Consider How Racial/Ethnic Differences Between Therapist and Client Might Affect Psychotherapy


It is important to gather racial/ethnic background information from one’s client as well as openly recognizing any differences that might exist between the clinician’s racial/ethnic identify and that of the client.  Even though clients may never raise these issues explicitly, racial/ethnic differences may still play an important role in the treatment process.  As discussed in Cardemil & Battle (2003, page 281), differences between therapists and client can be summarized under three broad headings (See Table). All of these factors can impact the assessment and treatment process.


Differences in Conceptualization of Mental Health and Mental Illness.

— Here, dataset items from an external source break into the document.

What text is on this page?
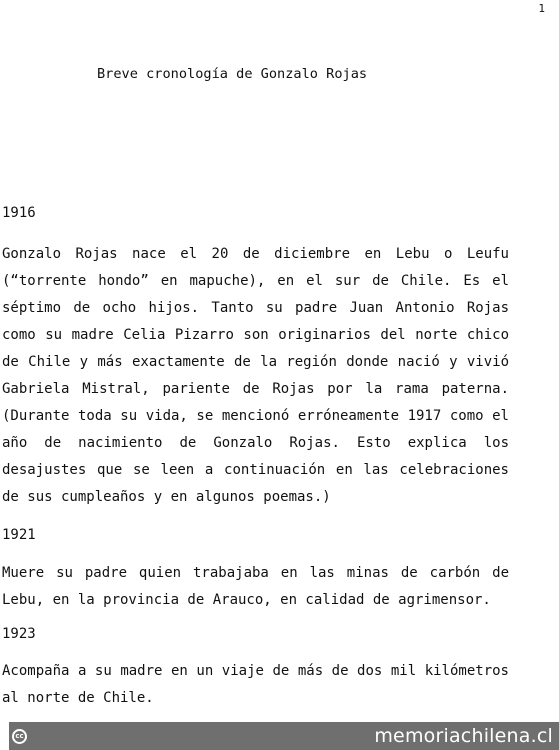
1
Breve cronología de Gonzalo Rojas

1916

Gonzalo Rojas nace el 20 de diciembre en Lebu o Leufu (“torrente hondo” en mapuche), en el sur de Chile. Es el séptimo de ocho hijos. Tanto su padre Juan Antonio Rojas como su madre Celia Pizarro son originarios del norte chico de Chile y más exactamente de la región donde nació y vivió Gabriela Mistral, pariente de Rojas por la rama paterna. (Durante toda su vida, se mencionó erróneamente 1917 como el año de nacimiento de Gonzalo Rojas. Esto explica los desajustes que se leen a continuación en las celebraciones de sus cumpleaños y en algunos poemas.)

1921

Muere su padre quien trabajaba en las minas de carbón de Lebu, en la provincia de Arauco, en calidad de agrimensor.

1923

Acompaña a su madre en un viaje de más de dos mil kilómetros al norte de Chile.

cc	memoriachilena.cl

Differences In Conception of Self In Relation to Family and Community

Differences in Communication Style


Acknowledge That Power, Privilege, and Racism Might Affect Interactions With Clients 


The clinician should recognize that racism, power, and privilege can affect the psychotherapy treatment process.  Although many Caucasian mental health professionals may be aware and sensitive to these issues, it is likely that minority clients will have experienced them more directly on a personal level.  In addition, minority clients may have had negative experiences in which the effects of racism, power, and privilege on their lives have been minimized or denied.  Failing to acknowledge the societal issues could negatively impact the psychotherapy process. 


Clearly, racism, prejudice, and discrimination continue to exist in the United States.  Many members of minority groups that seek psychotherapy treatment will have had some personal experience with racism and prejudice in their own lives or in the lives of those around them.  People of color may also experience more subtle forms of racism in everyday activities.  The mental health clinician must consider how these types of experiences might affect the treatment process. 


In addition to the issues of racism and discrimination, it is important for the mental health clinician to consider how power and privilege may influence the minority client.  One construct related to this issue is known as “white privilege” or the set of advantages that are automatically afforded to those who share the dominant European-American culture.  Example of these “invisible” privileges include seeing one’s own race/ethnicity well represented in the media, educational materials that contain images of people who look similar, etc.  Conversations about racism, power, and privilege can be difficult for a mental health clinician, especially when he or she is a member of a group benefitting from the power discrepancies. 


When in Doubt About the importance of Race, Ethnicity, and Treatment, Err on the Side of Discussion; Be Willing to Take Risks with Clients 


Although Cardemil & Battle (2003) do not suggest that extended discussions of race/ethnicity are necessary in every treatment relationship, the authors do believe that these issues warrant more attention than they are currently being given.  As such, the authors recommend that, when in doubt about the salience of these issues, the mental health clinician initiate a discussion in order to provide an opportunity for direct examination.  Even though conversations about race/ethnicity can be uncomfortable due to a fear of offending or alienating another person, or being judged for “saying the wrong thing,” they are still important.  The authors recommend obtaining practice talking openly about ethnicity/race issues by having conversations with interested family members, colleagues, friends, and coworkers.  This can help the mental health clinician become more comfortable openly discussing these issues.  This comfort can then generalize to the treatment context.